Abstract: ecently, Approximate Message Passing (AMP) has been integrated with stochastic localization (diffusion model) by providing a computationally efficient estimator of the posterior mean. Existing (rigorous) analysis typically proves the success of sampling for sufficiently small noise, but determining the exact threshold involves several challenges. In this work, we focus on sampling from the posterior in the linear inverse problem, with an i.i.d. random design matrix, and show that the threshold for sampling coincides with that of posterior mean estimation. We give a proof for the convergence in smoothed KL divergence whenever the noise variance is below the computation threshold for mean estimation introduced by (Barbier et al., 2020). We also show convergence in the Wasserstein distance under the same threshold assuming a dimension-free bound on the operator norm of the posterior covariance matrix, a condition strongly suggested by recent breakthroughs on operator norm bounds in similar replica symmetric systems. A key step in our analysis is to show that phase transition does not occur along the sampling and interpolation paths when the noise variance is below the computation threshold for mean estimation. We also discuss a new method for rigorously proving the consistency of an emerging Thouless-Anderson-Palmer (TAP) approach for mean estimation, which is believed to offer a more robust estimation than the AMP approach. (with Han Cui and Zhiyuan Yu; arXiv:2407.10763 and arXiv:2506.20768)

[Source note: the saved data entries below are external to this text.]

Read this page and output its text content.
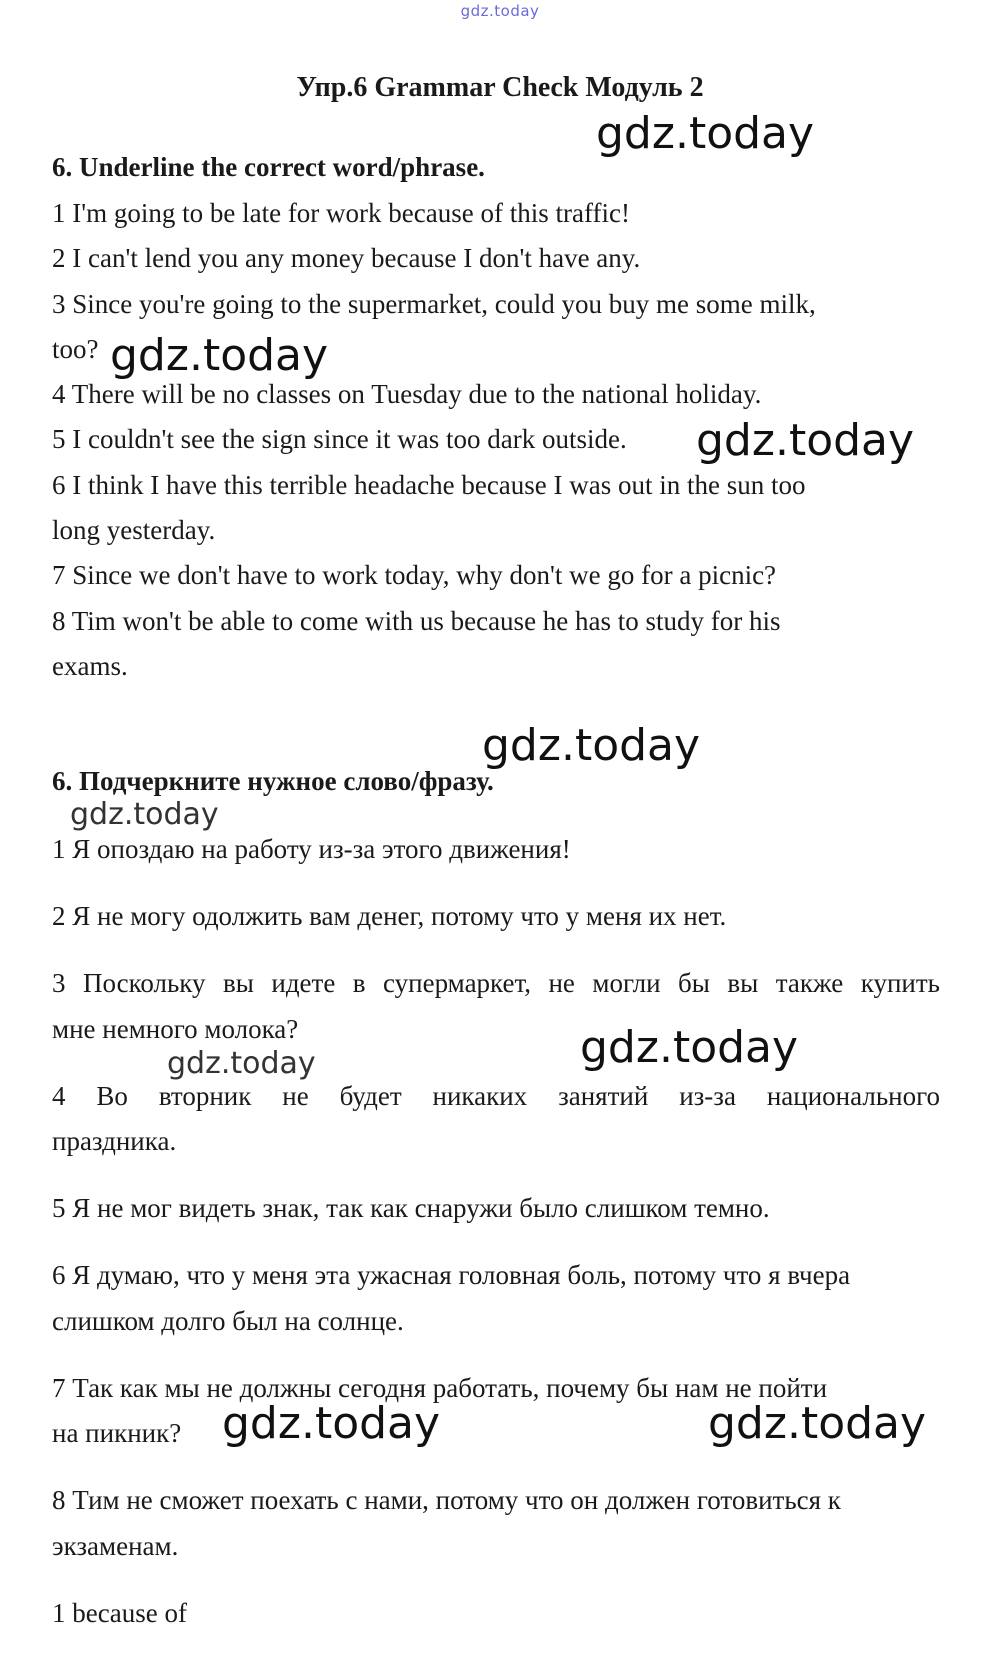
gdz.today
Упр.6 Grammar Check Модуль 2
6. Underline the correct word/phrase.
1 I'm going to be late for work because of this traffic!
2 I can't lend you any money because I don't have any.
3 Since you're going to the supermarket, could you buy me some milk,
too?
4 There will be no classes on Tuesday due to the national holiday.
5 I couldn't see the sign since it was too dark outside.
6 I think I have this terrible headache because I was out in the sun too
long yesterday.
7 Since we don't have to work today, why don't we go for a picnic?
8 Tim won't be able to come with us because he has to study for his
exams.
6. Подчеркните нужное слово/фразу.
1 Я опоздаю на работу из-за этого движения!
2 Я не могу одолжить вам денег, потому что у меня их нет.
3 Поскольку вы идете в супермаркет, не могли бы вы также купить
мне немного молока?
4 Во вторник не будет никаких занятий из-за национального
праздника.
5 Я не мог видеть знак, так как снаружи было слишком темно.
6 Я думаю, что у меня эта ужасная головная боль, потому что я вчера
слишком долго был на солнце.
7 Так как мы не должны сегодня работать, почему бы нам не пойти
на пикник?
8 Тим не сможет поехать с нами, потому что он должен готовиться к
экзаменам.
1 because of
gdz.today
gdz.today
gdz.today
gdz.today
gdz.today
gdz.today
gdz.today
gdz.today	gdz.today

Bio: Dr. Jingbo Liu received the B.S. degree in Electrical Engineering from Tsinghua University, Beijing, China in 2012, and the M.A. and Ph.D. degrees in Electrical Engineering from Princeton University, Princeton, NJ, USA, in 2014 and 2017. He was a Norbert Wiener Postdoctoral Research Fellow at the MIT Institute for Data, Systems, and Society (IDSS) during 2018-2020. Since 2020, he has been an assistant professor in the Department of Statistics and an affiliate in the Department of Electrical and Computer Engineering at the University of Illinois, Urbana-Champaign, IL, USA. His research interests include information theory, high dimensional statistics and probability, and machine learning.